Op grond van artikel 19aa, eerste lid, van de ZW heeft een verzekerde zonder werkgever, na 52 weken ongeschiktheid tot werken, recht op ziekengeld als hij nog steeds ongeschikt is tot het verrichten van zijn arbeid en hij als rechtstreeks en objectief medisch vast te stellen gevolg van ziekte of gebrek slechts in staat is met arbeid ten hoogste 65% te verdienen van het maatmaninkomen per uur. Op grond van artikel 19aa, vijfde lid, van de ZW wordt onder het maatmaninkomen verstaan hetgeen gezonde personen met soortgelijke opleiding en ervaring, ter plaatse waar hij arbeid verricht of het laatst heeft verricht, of in de omgeving daarvan met arbeid gewoonlijk verdienen. Op grond van artikel 19ab, eerste en derde lid, van de ZW wordt het percentage van het maatmaninkomen dat de verzekerde kan verdienen, bedoeld in artikel 19aa van de ZW, vastgesteld op basis van een verzekeringsgeneeskundig en een arbeidskundig onderzoek en wordt onder arbeid als bedoeld in artikel 19aa van de ZW verstaan alle algemeen geaccepteerde arbeid waartoe een verzekerde met zijn krachten en bekwaamheden in staat is. Voor de beoordelingssystematiek waarmee de verdiencapaciteit na het eerste ziektejaar wordt bepaald, wordt zoveel mogelijk aangesloten bij de huidige uitvoeringssystematiek van de Wet werk en inkomen naar arbeidsvermogen, waarbij aan de hand van geschikte functies wordt vastgesteld of de betrokkene beschikt over resterende verdiencapaciteit (zie de uitspraak van de Raad van 30 december 2015, ECLI:NL:CRVB:2015:4920).
4.2.
Ter beoordeling ligt voor of de rechtbank op goede gronden heeft geoordeeld dat het Uwv de ZW-uitkering van appellante terecht per 23 februari 2018 heeft beëindigd, omdat haar restverdiencapaciteit op die datum meer dan 65% bedroeg van haar maatmaninkomen.
4.3.
De gronden die appellante in hoger beroep heeft aangevoerd zijn een herhaling van wat zij in beroep heeft aangevoerd. Met de rechtbank wordt geoordeeld dat sprake is van een zorgvuldig onderzoek door de verzekeringsarts bezwaar en beroep van het Uwv en dat geen aanleiding bestaat om te twijfelen aan de juistheid van de daarbij getrokken conclusies. In hoger beroep heeft appellante niet met nieuwe medische gegevens onderbouwd dat zij meer beperkt is dan is aangenomen in de FML van 20 juni 2018. De rechtbank wordt ook gevolgd in haar oordeel dat het Uwv voldoende heeft gemotiveerd dat de aan de EZWb ten grondslag gelegde functies in medisch opzicht geschikt zijn voor appellante. De overwegingen die aan het oordeel van de rechtbank ten grondslag liggen worden geheel onderschreven.
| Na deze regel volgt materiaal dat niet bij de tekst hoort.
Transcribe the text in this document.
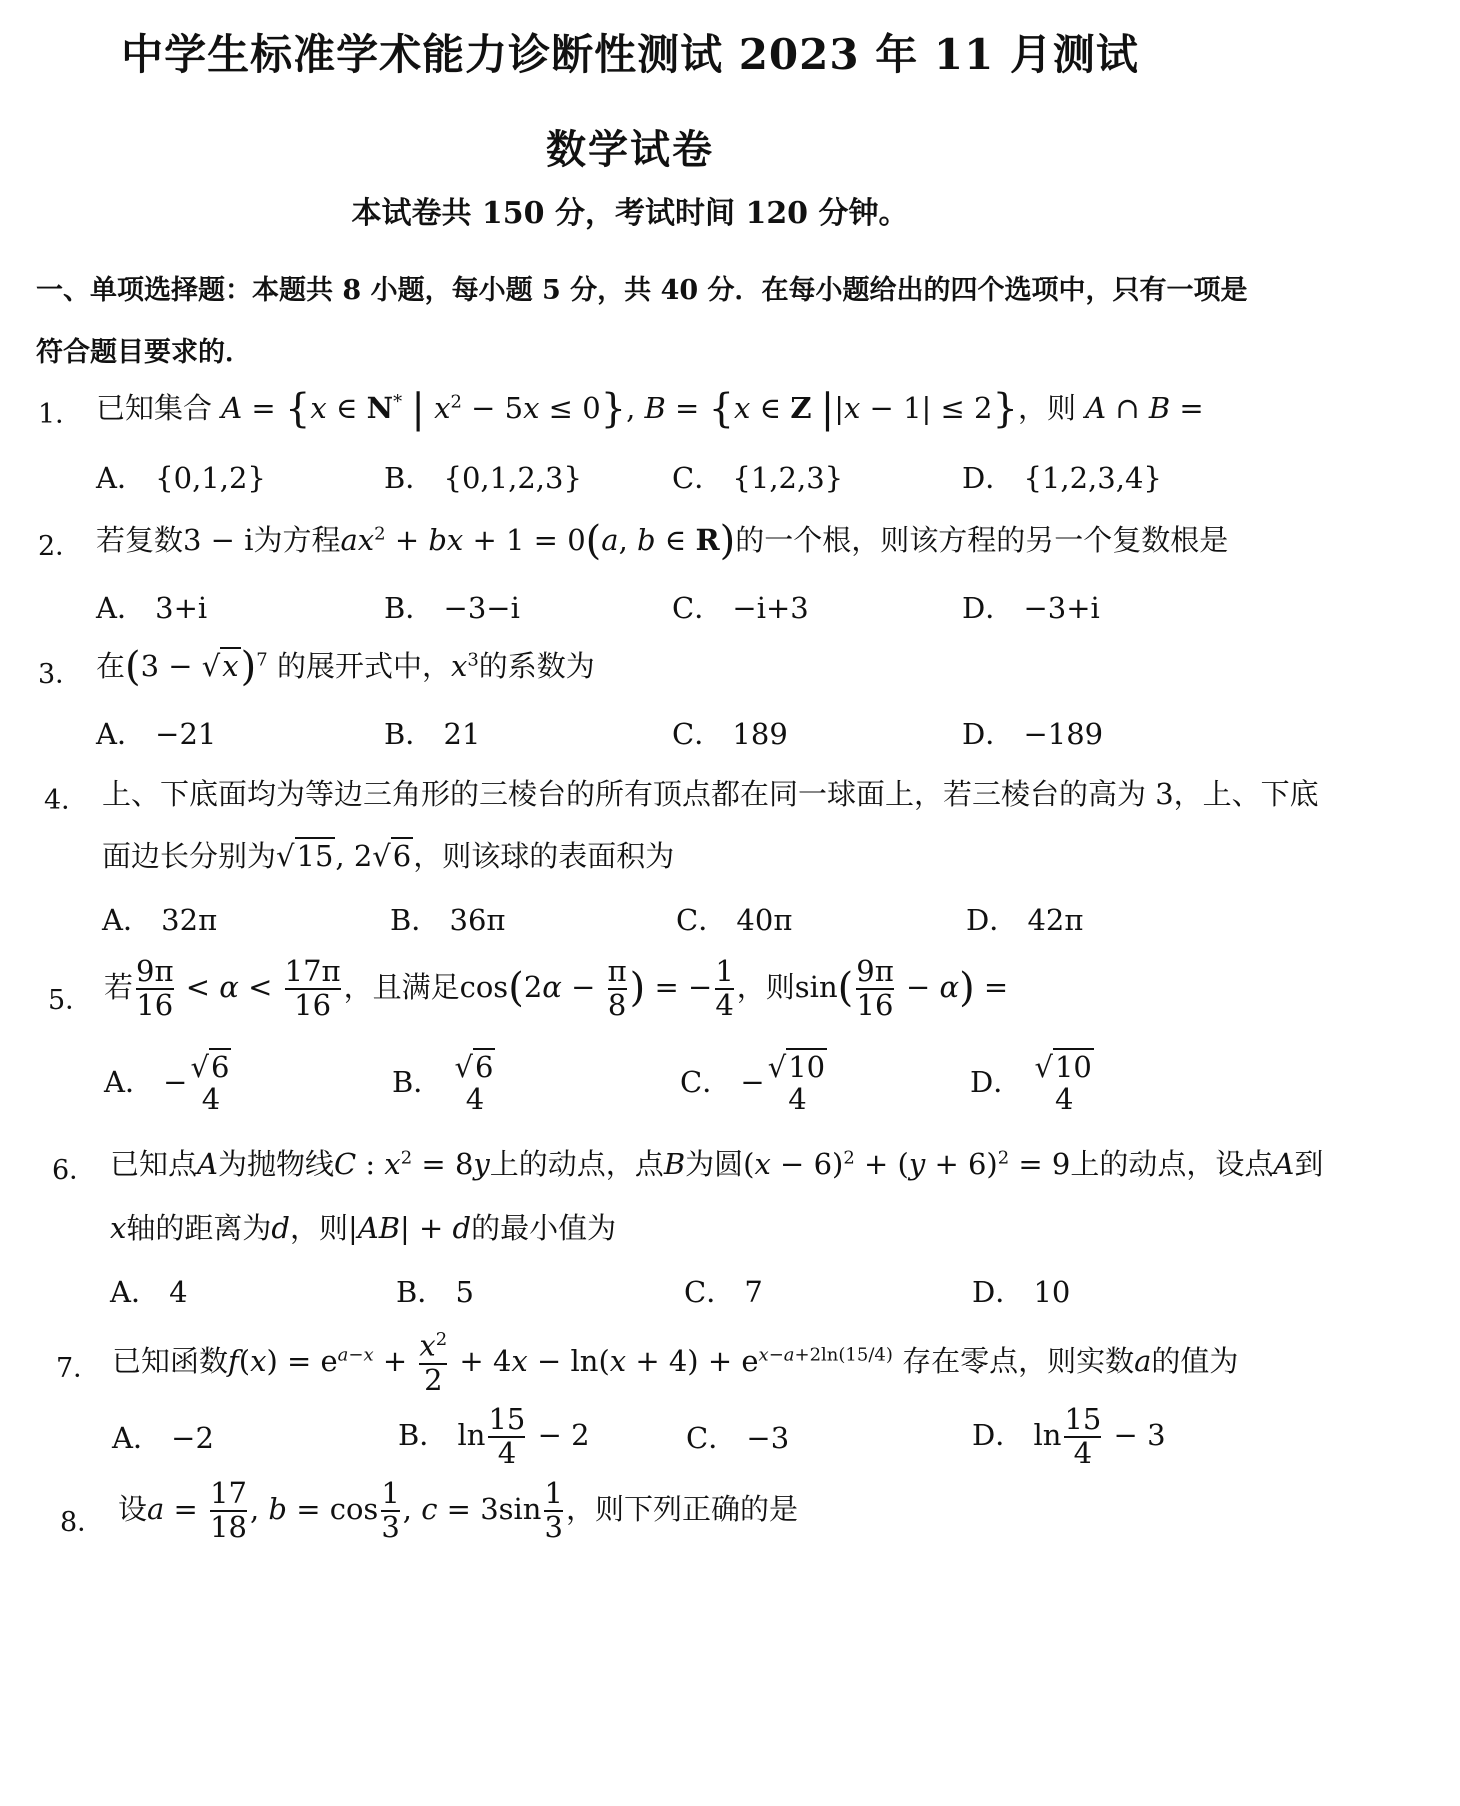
中学生标准学术能力诊断性测试 2023 年 11 月测试
数学试卷
本试卷共 150 分，考试时间 120 分钟。
一、单项选择题：本题共 8 小题，每小题 5 分，共 40 分．在每小题给出的四个选项中，只有一项是
符合题目要求的．
1． 已知集合 A = {x ∈ N* | $x^2 - 5x \le 0$}, B = {x ∈ Z ||x − 1| ≤ 2}，则 A ∩ B =
A． {0,1,2}	B． {0,1,2,3}	C． {1,2,3}	D． {1,2,3,4}
2． 若复数3 − i为方程$ax^2$ + bx + 1 = 0(a, b ∈ R)的一个根，则该方程的另一个复数根是
A． 3+i	B． −3−i	C． −i+3	D． −3+i
3． 在$(3 - √x)^7$ 的展开式中，$x^3$的系数为
A． −21	B． 21	C． 189	D． −189
4． 上、下底面均为等边三角形的三棱台的所有顶点都在同一球面上，若三棱台的高为 3，上、下底
面边长分别为√15, 2√6，则该球的表面积为
A． 32π	B． 36π	C． 40π	D． 42π
5． 若 $\frac{9\pi}{16} < \alpha < \frac{17\pi}{16}$ ，且满足$\cos(2\alpha - \frac{\pi}{8}$ ) = − $\frac{1}{4}$ ，则$\sin( \frac{9\pi}{16} - \alpha)$ =
A． − √6
4	B． √6
4	C． − √10
4	D． √10
4
6． 已知点A为抛物线C : $x^2 = 8y$上的动点，点B为圆$(x - 6)^2 + (y + 6)^2 = 9$上的动点，设点A到
x轴的距离为d，则|AB| + d的最小值为
A． 4	B． 5	C． 7	D． 10
7． 已知函数$f(x) = e^{a-x} + \frac{x^2}{2} + 4x - \ln(x + 4) + e^{x-a+2ln(15/4)}$ 存在零点，则实数a的值为
A． −2	B． $\ln \frac{15}{4} - 2$	C． −3	D． $\ln \frac{15}{4} - 3$
8． 设$a = \frac{17}{18}$ , $b = \cos \frac{1}{3}$ , $c = 3\sin \frac{1}{3}$ ，则下列正确的是
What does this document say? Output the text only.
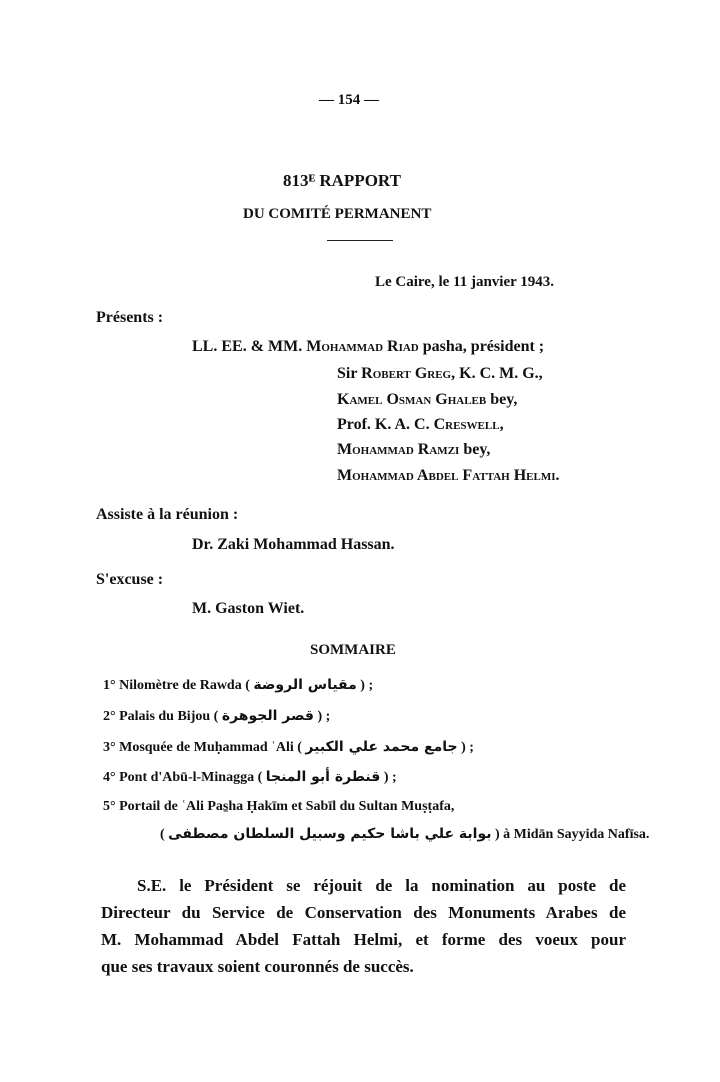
— 154 —
813ᴱ RAPPORT
DU COMITÉ PERMANENT
Le Caire, le 11 janvier 1943.
Présents :
LL. EE. & MM. Mohammad Riad pasha, président ;
Sir Robert Greg, K. C. M. G.,
Kamel Osman Ghaleb bey,
Prof. K. A. C. Creswell,
Mohammad Ramzi bey,
Mohammad Abdel Fattah Helmi.
Assiste à la réunion :
Dr. Zaki Mohammad Hassan.
S'excuse :
M. Gaston Wiet.
SOMMAIRE
1° Nilomètre de Rawda ( مقياس الروضة ) ;
2° Palais du Bijou ( قصر الجوهرة ) ;
3° Mosquée de Muḥammad ʿAli ( جامع محمد علي الكبير ) ;
4° Pont d'Abū-l-Minagga ( قنطرة أبو المنجا ) ;
5° Portail de ʿAli Pas̱ha Ḥakīm et Sabīl du Sultan Muṣṭafa,
( بوابة علي باشا حكيم وسبيل السلطان مصطفى ) à Midān Sayyida Nafīsa.
S.E. le Président se réjouit de la nomination au poste de
Directeur du Service de Conservation des Monuments Arabes de
M. Mohammad Abdel Fattah Helmi, et forme des voeux pour
que ses travaux soient couronnés de succès.
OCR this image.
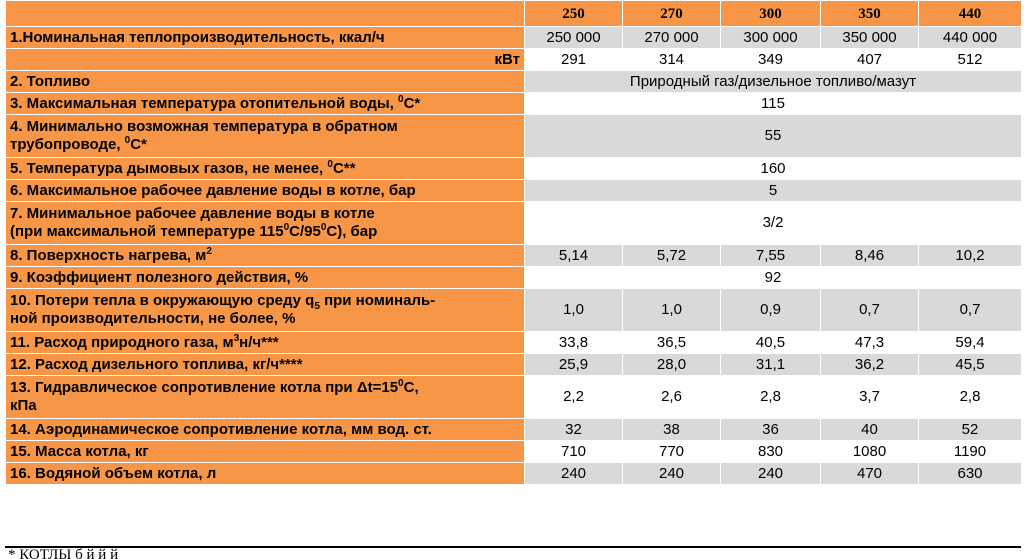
	250	270	300	350	440
1.Номинальная теплопроизводительность, ккал/ч	250 000	270 000	300 000	350 000	440 000
кВт	291	314	349	407	512
2. Топливо	Природный газ/дизельное топливо/мазут				
3. Максимальная температура отопительной воды, $^0$С*	115				
4. Минимально возможная температура в обратном
трубопроводе, $^0$С*	55				
5. Температура дымовых газов, не менее, $^0$С**	160				
6. Максимальное рабочее давление воды в котле, бар	5				
7. Минимальное рабочее давление воды в котле
(при максимальной температуре $115^0С/95^0С$), бар	3/2				
8. Поверхность нагрева, $м^2$	5,14	5,72	7,55	8,46	10,2
9. Коэффициент полезного действия, %	92				
10. Потери тепла в окружающую среду $q_5$ при номиналь-
ной производительности, не более, %	1,0	1,0	0,9	0,7	0,7
11. Расход природного газа, $м^3н/ч***$	33,8	36,5	40,5	47,3	59,4
12. Расход дизельного топлива, кг/ч****	25,9	28,0	31,1	36,2	45,5
13. Гидравлическое сопротивление котла при $\Delta t=15^0С$,
кПа	2,2	2,6	2,8	3,7	2,8
14. Аэродинамическое сопротивление котла, мм вод. ст.	32	38	36	40	52
15. Масса котла, кг	710	770	830	1080	1190
16. Водяной объем котла, л	240	240	240	470	630
* КОТЛЫ б й й й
5. Uit 4.3 volgt dat het hoger beroep niet slaagt en de aangevallen uitspraak moet worden bevestigd.
6. Voor een veroordeling in de proceskosten bestaat geen aanleiding.

BESLISSING

De Centrale Raad van Beroep bevestigt de aangevallen uitspraak.
Deze uitspraak is gedaan door M. Schoneveld, in tegenwoordigheid van C.I. Heijkoop als griffier. De beslissing is uitgesproken in het openbaar op 24 juli 2020.